U-M hit by email scams to collect personal information

June 8, 2015  //  FOUND IN: Updates & Resources

More than 150 people at the University of Michigan have fallen victim to phishing emails, and revealed personal information such as names, dates of birth, Social Security numbers, UMICH passwords, and more this week.

Scammers are setting up fake Google Forms and sending phishing emails that link to the forms. Information and Technology Services is taking steps to deal with the attacks including working with victims, and taking down the fake Google Forms as they are discovered.

The U-M community is strongly advised to be cautious when reading and responding to email, and to be alert to these two scams:

• Internal Revenue Service Information Validation — These emails, which appear to come from the IRS, ask people to validate personal information, such as a Social Security number, by entering it into a Google Form.
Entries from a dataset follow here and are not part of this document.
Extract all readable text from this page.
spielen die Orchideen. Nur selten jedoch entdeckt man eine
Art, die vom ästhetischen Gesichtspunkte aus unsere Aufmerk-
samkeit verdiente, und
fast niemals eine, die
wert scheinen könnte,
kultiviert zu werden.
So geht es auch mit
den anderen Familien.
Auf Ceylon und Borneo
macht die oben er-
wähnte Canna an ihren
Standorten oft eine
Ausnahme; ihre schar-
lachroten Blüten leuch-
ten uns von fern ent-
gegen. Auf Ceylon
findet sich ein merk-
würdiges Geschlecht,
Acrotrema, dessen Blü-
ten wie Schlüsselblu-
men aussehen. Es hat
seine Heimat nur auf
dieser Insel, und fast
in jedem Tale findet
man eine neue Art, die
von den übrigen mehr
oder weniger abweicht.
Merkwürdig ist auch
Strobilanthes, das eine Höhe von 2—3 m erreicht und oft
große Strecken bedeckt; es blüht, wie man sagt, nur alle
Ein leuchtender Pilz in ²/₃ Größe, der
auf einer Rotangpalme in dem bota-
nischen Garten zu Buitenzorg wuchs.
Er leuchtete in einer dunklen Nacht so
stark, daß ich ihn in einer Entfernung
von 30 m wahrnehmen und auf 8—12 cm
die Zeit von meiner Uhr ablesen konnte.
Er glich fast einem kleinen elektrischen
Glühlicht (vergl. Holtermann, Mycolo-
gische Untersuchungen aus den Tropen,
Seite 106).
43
The information is being collected by criminals. (IRS scam example)

• Academic Publishing — These emails, which appear to come from real faculty at other institutions, ask U-M faculty to share articles by clicking links that require a login to get to online copies of the articles. The login page is a fake that steals the faculty member's uniqname and UMICH password. (Academic publishing scam example)

What to do

• Before clicking any link in email, hover over it with your mouse to help you see where it is really going. See What to Watch for: Phishing Examples.

• Do not enter private personal information in Google Forms.

• If you suspect you've been caught by one of these scams, change your UMICH password and contact the ITS Service Center to let workers there know your account may have been compromised.

• Learn more about phishing at Spam, Phishing, and Suspicious Email.

• Refer to Safe Computing for updates.